Disciplinary hearings resume, nearly two years later
Because the final law specifically outlawed abortion in cases where the fetus had the potential of being born with abnormalities, the state medical board decided to proceed in the disciplinary hearings.
Shively defended his decision to provide the abortion to rubella patients at his Jan. 22 hearing.
“Anything done in these instances I would want done to my wife or daughter,” Shively testified. “It would be only correct medical practice.”
Shively argued that having a deformed baby would have negative impacts on the woman and her family.
“Never in my wildest imagination was there any intent to break the law,” Shively said. He performed the surgery because it “involved the life and health of the woman.”
One of Shively’s patients, a woman who had one daughter with disabilities and feared not being able to handle another after coming down with rubella early in her second pregnancy, testified to the board.
“I had to have an abortion,” she said at the hearing. “I can’t give my daughter all she needs, and I just couldn’t have handled two. This was the only way.”
At his trial, Smith defended the abortions he performed as “perfectly legal.”

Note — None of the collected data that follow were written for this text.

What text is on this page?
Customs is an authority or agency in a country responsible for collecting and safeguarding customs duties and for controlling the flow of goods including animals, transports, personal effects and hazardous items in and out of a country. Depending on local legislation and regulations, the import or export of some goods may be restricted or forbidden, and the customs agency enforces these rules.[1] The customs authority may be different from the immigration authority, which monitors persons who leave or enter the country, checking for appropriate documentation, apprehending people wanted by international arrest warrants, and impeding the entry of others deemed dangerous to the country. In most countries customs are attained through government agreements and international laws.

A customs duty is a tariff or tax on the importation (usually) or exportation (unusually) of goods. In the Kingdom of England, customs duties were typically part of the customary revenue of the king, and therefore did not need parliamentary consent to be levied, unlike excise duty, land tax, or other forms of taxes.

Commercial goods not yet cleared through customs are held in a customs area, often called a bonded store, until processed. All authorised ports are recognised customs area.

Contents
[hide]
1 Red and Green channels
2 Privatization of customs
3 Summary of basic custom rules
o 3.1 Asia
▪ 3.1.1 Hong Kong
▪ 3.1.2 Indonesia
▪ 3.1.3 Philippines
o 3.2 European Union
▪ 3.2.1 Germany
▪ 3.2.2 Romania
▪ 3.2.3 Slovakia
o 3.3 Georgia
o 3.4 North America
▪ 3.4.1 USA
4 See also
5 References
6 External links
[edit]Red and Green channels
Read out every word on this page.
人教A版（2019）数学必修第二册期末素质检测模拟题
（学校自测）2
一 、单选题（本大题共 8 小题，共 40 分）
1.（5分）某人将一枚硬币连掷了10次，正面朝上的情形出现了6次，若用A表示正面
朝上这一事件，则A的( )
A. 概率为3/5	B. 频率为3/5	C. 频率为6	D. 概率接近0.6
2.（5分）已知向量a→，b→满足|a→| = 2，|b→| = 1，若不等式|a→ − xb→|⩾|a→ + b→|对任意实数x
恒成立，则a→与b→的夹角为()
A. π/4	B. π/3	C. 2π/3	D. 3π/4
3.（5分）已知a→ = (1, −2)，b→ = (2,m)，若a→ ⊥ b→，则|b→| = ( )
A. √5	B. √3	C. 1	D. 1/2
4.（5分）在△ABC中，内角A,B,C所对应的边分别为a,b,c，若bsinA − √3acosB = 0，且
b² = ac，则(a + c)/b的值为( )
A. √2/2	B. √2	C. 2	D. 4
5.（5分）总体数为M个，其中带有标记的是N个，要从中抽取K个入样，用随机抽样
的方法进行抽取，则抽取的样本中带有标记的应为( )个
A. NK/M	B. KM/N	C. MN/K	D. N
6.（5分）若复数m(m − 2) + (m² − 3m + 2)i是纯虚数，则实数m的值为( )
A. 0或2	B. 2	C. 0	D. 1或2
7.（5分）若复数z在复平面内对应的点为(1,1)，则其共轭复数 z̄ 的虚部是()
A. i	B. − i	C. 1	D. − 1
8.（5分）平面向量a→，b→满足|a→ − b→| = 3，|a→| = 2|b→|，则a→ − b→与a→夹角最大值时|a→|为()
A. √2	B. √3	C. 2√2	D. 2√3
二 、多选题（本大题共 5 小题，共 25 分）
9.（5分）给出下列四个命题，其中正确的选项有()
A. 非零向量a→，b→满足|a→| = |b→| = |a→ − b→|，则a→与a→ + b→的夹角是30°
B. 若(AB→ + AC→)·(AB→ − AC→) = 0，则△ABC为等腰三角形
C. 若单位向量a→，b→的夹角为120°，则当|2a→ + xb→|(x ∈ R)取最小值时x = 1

“I felt it was done to save the life of the mother,” Smith said at his hearing.
After consideration, the board publicly reprimanded both Shively and Smith. Smith was not suspended, as the board found the abortion he performed had been legal, but he was reprimanded for providing advice on illegal abortions.
Because he performed illegal abortions, Shively was placed on one year of probation, and his medical license had the potential to be suspended for 90 days following the end of his probation if he broke the law.
Shively appealed the board’s decision, and a Superior Court judge reversed the ruling in August 1968 on the basis that refusing an abortion to a woman with high chances of a deformed birth is denying her constitutional rights.
California Attorney General Gerrold F. Carreras, who prosecuted the case, expressed “shock” about the court’s decision, according to the Los Angeles Times, and told the newspaper that he would continue with its trial of another of the nine original doctors named.
But, he said, “it seems rather futile.”
By October, the board had found all seven remaining doctors guilty of performing or helping to perform illegal abortions.
But it punished the doctors “lightly,” the Los Angeles Times reported. The men were placed on one-year probations, and their licenses would be suspended for 90 days if they broke the law during their probationary period.
It would take several more years before the right to abortion was expanded again, first with the Supreme Court’s 1973 decision in Roe v. Wade that established a constitutional right to abortion, and again in a 1981 California Supreme Court Case that found that a 1972 amendment protecting the right to privacy in the state constitution included the right to make decisions about procreation.
Now, 55 years after the case of the “San Francisco Nine” helped prompt the liberalization of California’s abortion laws and in the wake of the Supreme Court overturning Roe v. Wade, the state has committed to continue expanding protections for abortion in the state, for residents and non-residents alike.